I recently read an article about a lawyer inMissouriwho was charged with murdering her father.  The lawyer/daughter was described as an attorney “who specializes in end-of-life issues.”  Personally, I have no idea what that means.  Specializing in end-of-life issues seems like an incredibly narrow practice area.  The article also said that the lawyer had recently filed for bankruptcy, which made her specialty sound a bit more understandable to me.  (In other words, there is no such specialty of the law.)

At any rate, the lawyer was charged with murdering her father and the father’s girlfriend.  The daughter allegedly shot her father and his girlfriend, killing the girlfriend immediately and critically wounding her father.  The shooting occurred on a Saturday.

At the hospital, the daughter (who is also an end-of-life specialist lawyer) presented a health care power of attorney naming herself as her father’s power of attorney.  By Wednesday, the daughter instructed the hospital to remove her father from life support systems, and he died.

The authorities allege that the daughter forged her father’s signature to the health care power of attorney and used the forged document to, essentially, finish her father off.

As I read this story, I could see future clients sitting in front of me as we discussed a living will for them telling me that they didn’t want such a document because they feared someone would kill them.  Unfortunately, stories such as the lawyer-daughter-alleged murder make good stories, but reality is—in the vast, vast majority of cases—nothing like that story.

While many of my clients are willing to permit me to draft a living will for them, I often get pushback from clients when I ask if they want to donate their eyes or organs in the event of their death.  “No,” the client will say, “I heard that they let you die if you’re an organ donor.”

So, when it comes to living wills, there is definitely a level of fear in many people.  People who believe that someone is going to kill them because of what they have said in their living wills.

I am frequently appointed by the court to be the guardian for a person who never signed a power of attorney or living will and who needs someone to make decisions for him because he can no longer make decisions for himself.  For instance, a man may be in a hospital in very critical condition, incapable of making decisions for himself, with no one else to make decisions for him.  The hospital and his doctors must have someone with whom they can communicate about medical decisions for the patient that must be made.

In situations such as this, the hospital will file and action in court to have someone appointed as the guardian of the patient.  The guardian will need to make medical decisions for the patient and arrange for his care.  In situations such as these, I am frequently appointed.

Because the people for whom I am appointed are in very, very poor health, I can honestly say that I have made end-of-life decisions for over twenty people.  (Yet, I don’t consider myself an end-of-life attorney.)  I can tell you without equivocation from my experiences with end-of-life decisions, which is vastly deeper than most peoples’ experiences, that medical professionals are not eager to usher a person from this world.

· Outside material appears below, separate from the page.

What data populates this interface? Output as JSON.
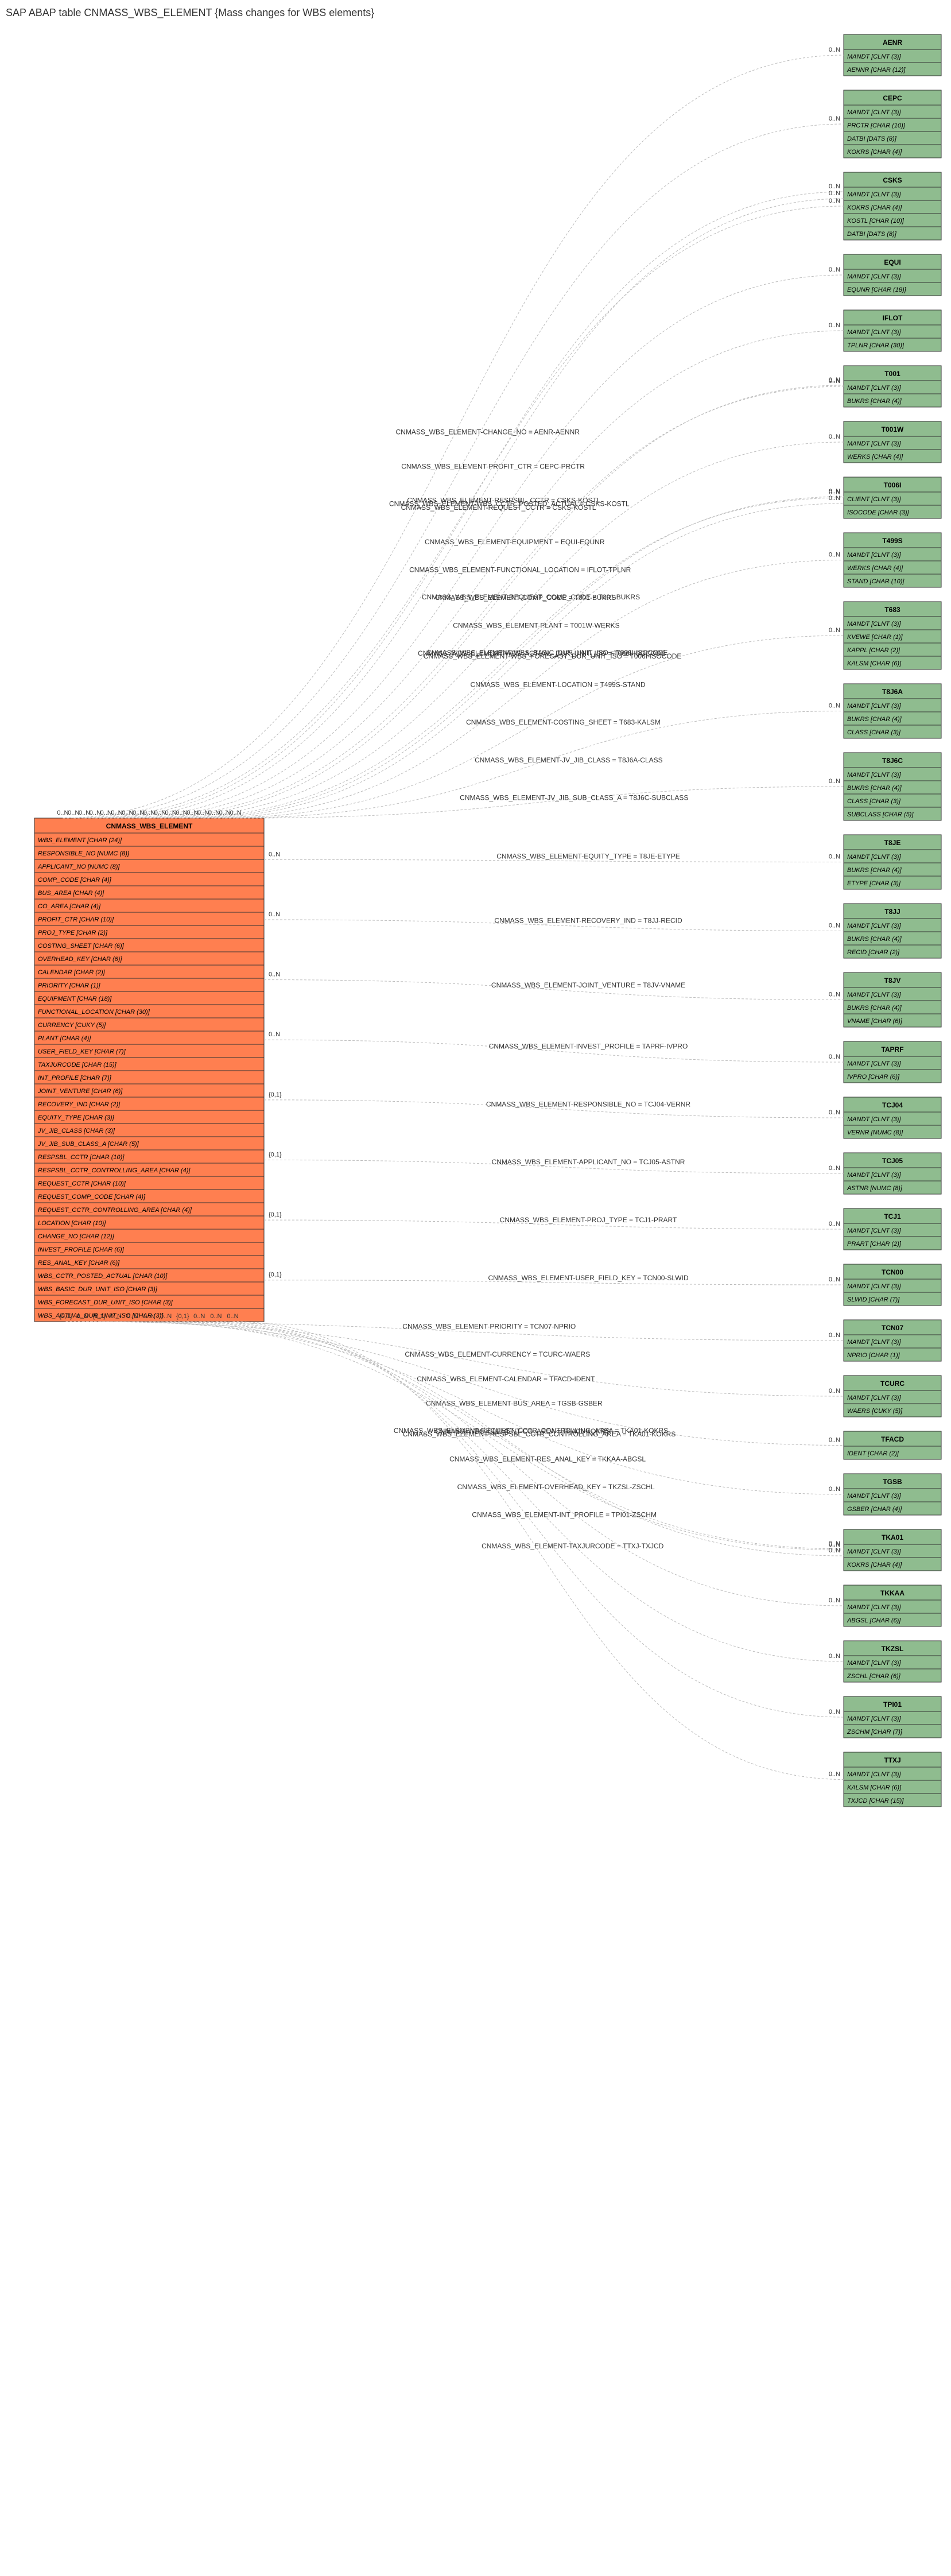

Most of the medical professionals with whom I have dealt are more than willing to try every technique and procedure that could possibly save a person’s life and only when it has become abundantly clear that no medical intervention can save the person will they cease providing medical interventions designed to “cure” the person.

My point is, living wills don’t kill people.  If you were in a state where your doctors believed they could save your life, they aren’t going to let you die even if your healthcare agent says “Let her die.”  I’ve never seen it happen, and I have seen and participated in these situations more times than you ever will.